- This task is somewhat similar to T158730, but from the end-user perspective. The end-user here is a person, or a group of people, who want to create a project in a new language, most often a Wikipedia.
- If I subscribed you to this task, I believe it will interest you. If it doesn't please feel free to unsubscribe yourself, and accept my apologies.
The current process for creating a wiki in a new language is fully documented at https://meta.wikimedia.org/wiki/Language_proposal_policy , but I'll write something brief and practical here:
- Make sure you have a standard ISO 639 language code. Don't proceed if you don't.
- Add a language to translatewiki.net (technically, to UniversalLanguageSelector's langdb and translatewiki.net's LanguageSettings.php)
- Translate the most-used MediaWiki messages. (About 500.)
- Add a language to Incubator, by creating a main page at Wp/languagecode (and replace "Wp" with another project code if it's not Wikipedia).
- Get a lot of people to write a lot of articles.
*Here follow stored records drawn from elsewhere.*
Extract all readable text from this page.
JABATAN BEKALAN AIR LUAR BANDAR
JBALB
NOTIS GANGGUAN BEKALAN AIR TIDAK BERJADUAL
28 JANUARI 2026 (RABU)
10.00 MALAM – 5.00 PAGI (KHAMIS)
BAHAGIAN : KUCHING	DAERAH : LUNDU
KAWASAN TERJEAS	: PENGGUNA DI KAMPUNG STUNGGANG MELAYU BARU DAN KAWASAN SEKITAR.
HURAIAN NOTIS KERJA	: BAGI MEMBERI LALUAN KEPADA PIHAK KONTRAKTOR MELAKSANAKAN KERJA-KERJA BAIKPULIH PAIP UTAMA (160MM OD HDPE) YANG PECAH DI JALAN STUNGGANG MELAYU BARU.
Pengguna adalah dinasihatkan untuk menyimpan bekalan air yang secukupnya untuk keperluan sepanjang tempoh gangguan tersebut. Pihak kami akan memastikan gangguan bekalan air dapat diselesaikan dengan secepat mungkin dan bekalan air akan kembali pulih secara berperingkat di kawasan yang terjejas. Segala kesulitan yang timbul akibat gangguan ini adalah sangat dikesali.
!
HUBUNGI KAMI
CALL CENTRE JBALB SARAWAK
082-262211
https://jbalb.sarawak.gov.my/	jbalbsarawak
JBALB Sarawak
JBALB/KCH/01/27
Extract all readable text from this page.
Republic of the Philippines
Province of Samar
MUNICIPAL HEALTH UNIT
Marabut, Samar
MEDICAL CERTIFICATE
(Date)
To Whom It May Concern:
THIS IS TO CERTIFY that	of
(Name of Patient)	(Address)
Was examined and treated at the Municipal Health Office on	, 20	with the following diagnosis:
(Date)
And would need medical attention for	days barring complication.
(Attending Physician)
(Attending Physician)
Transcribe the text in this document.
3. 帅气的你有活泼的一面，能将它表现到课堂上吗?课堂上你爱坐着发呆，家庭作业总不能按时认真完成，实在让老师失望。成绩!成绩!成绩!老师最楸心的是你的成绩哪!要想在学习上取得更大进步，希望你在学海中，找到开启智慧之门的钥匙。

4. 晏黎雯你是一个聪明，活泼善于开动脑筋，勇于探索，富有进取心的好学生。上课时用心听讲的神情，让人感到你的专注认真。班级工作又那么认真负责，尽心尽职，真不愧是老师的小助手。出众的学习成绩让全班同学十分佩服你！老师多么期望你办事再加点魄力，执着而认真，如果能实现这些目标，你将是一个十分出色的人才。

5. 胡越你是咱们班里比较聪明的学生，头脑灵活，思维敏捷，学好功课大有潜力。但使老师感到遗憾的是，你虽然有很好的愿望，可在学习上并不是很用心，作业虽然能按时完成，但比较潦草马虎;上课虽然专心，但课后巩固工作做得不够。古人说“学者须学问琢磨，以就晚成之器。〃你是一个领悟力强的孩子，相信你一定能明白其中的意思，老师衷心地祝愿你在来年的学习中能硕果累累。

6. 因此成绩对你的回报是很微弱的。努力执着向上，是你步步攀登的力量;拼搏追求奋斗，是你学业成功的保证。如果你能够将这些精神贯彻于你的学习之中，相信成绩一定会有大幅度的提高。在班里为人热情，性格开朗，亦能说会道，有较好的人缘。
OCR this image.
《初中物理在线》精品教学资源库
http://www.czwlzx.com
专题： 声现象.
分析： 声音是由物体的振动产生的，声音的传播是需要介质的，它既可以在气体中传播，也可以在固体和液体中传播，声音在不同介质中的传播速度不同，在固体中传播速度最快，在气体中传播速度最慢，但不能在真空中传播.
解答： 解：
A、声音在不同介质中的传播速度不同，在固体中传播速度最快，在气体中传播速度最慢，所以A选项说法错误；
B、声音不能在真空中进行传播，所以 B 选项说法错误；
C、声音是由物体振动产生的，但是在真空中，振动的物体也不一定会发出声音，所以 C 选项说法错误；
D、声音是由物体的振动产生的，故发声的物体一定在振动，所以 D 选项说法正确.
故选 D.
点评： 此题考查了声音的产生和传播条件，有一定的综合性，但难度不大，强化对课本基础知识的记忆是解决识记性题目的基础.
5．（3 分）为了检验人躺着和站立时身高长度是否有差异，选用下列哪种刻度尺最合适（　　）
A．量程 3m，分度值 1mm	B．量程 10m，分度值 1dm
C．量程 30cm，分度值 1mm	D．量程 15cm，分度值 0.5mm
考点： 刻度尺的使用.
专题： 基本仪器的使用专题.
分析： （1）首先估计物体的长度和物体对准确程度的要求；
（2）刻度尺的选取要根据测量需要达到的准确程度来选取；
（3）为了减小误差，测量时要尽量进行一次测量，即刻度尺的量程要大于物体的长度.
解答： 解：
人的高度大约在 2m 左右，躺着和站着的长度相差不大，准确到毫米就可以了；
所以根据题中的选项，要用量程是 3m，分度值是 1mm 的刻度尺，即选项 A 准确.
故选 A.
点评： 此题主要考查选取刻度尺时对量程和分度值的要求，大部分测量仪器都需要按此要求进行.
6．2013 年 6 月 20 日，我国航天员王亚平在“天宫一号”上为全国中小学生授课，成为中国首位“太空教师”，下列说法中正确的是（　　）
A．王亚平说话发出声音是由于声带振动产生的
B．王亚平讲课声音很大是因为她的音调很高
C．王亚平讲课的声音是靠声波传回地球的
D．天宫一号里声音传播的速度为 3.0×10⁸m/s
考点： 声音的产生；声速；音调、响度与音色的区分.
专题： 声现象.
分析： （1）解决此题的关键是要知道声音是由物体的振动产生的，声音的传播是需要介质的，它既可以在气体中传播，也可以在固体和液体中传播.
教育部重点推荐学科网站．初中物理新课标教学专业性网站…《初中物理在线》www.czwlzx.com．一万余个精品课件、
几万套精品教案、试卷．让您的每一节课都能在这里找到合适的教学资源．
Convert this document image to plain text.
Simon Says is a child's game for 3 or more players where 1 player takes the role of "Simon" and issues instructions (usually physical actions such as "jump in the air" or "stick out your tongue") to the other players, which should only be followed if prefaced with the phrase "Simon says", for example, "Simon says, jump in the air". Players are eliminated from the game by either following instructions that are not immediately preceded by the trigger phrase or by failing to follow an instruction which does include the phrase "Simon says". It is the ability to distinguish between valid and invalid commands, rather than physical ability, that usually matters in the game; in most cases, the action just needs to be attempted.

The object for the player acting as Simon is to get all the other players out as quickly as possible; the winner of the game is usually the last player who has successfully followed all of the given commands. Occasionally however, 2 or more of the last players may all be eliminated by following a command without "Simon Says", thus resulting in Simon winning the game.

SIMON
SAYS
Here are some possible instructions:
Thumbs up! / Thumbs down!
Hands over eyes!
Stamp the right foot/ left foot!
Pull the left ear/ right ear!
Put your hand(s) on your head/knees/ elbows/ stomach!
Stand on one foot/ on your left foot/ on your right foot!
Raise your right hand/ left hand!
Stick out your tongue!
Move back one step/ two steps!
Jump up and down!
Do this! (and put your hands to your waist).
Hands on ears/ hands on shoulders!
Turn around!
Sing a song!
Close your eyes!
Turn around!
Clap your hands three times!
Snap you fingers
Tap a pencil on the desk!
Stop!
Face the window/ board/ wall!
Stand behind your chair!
The current threshold for approval is not precisely defined, but a rule of thumb is ~5 people working for three months, and several hundreds of articles.
- Get the Language committee to approve the project, if the above things were done.
- The Language committee assesses the fulfillment of the above points, and asks for approval from a third-party expert who knows the language.
- If all of the above is done, create the project. Task T158730 and the page https://wikitech.wikimedia.org/wiki/Add_a_wiki describe this long and mostly-manual technical process.
This process could be better.
- Adding a new language to translatewiki.net usually works well, although there were several complaints of languages that took months to get added. Usually it should take just a couple of days if the ISO code is valid. Perhaps something could be improved in this process.
- Getting to the import threshold is a bit harder, however:
- The Most-used messages list is close to to the import threshold of ~490 core messages, but doesn't correspond to it directly, because some of the most-used messages come from extensions. This may cause a situation in which a project has all the most-used messages translated and fulfills all the other Language Committee requirements, but doesn't actually have the message imported from translatewiki.net to the core MediaWiki code repository, so the project in this language will not have proper localization unless somebody verifies that the language was added to Names.php and the import worked. I usually do it for projects that are about to be created, but there's no proper procedure here, and this could be more automatic.
- Incubator is hard to use. Its advantage is that having all the tiny new projects in one wiki makes it easier for the sysops to combat vandalism.
- Some disadvantages of the current Incubator:
- Having to write prefixes on page names and on every internal link manually is very tedious.
- Counting pages is tedious.
- Categorization is tedious and redundant.
- Interlanguage links are problematic—they can only be added the old way and not with Wikidata (T54971).
- ContentTranslation doesn't work, even though it could be one of the most useful features for the Incubator. It's fixable (T89089), but requires resources.
- A possible solution is to make creating an actual new experimental domain easier (T158730), but with special requirements:
- Patroling all such domains for vandalism must be at least as easy as it is for Incubator.
- Content Translation must work, with all its features, at least for translating into the new language. This must include the set up of all the services (cxserver, Parsoid, etc.)
- Visual Editor must work. (Already works in Incubator, but I'm making sure that it's noted explicitly.)
- In addition to Content Translation and Visual Editor, most usual extension need to be installed and configured, if they are installed on wikis in most other languages.
- The MediaWiki translations should be exported from translatewiki.net. Preferably, this should be done even before reaching the import threshold.
- Internal search must work. Noting it here because this was an issue several times with newly-created projects in the past.
- The domain must be temporary, for example for a year. It must be easy to destroy the domain without a difficult closing process if it proves to be inactive, spammy, or too prone to vandalism. This would include removing all the services configuration, search indexes, Wikidata edits in this language, etc. (This shouldn't have to be done if the content that was written is actually good.)
- The domain may have a special configuration of visibility to search engines. (This actually shouldn't be a hard requirement. Is it really harmful if Google indexes it? Probably not.)
- The domain may have a different URL structure from a usual project. For example, languagecode.incubator.wikipedia.org. However, this must not disturb the services, and this must be easy to rename to a standard domain (languagecode.wikipedia.org). And again, it's OK if it's just languagecode.wikipedia.org right from the start as long as patroling for vandalism works reasonably well.
- Some disadvantages of the current Incubator:
The biggest known technical hurdle to implementing this is, again, T158730, but it's certainly not the only one.
Thanks for reading so far. This is a big idea. It will take a long time. This is just the initial exploration. Everybody's thoughts are welcome.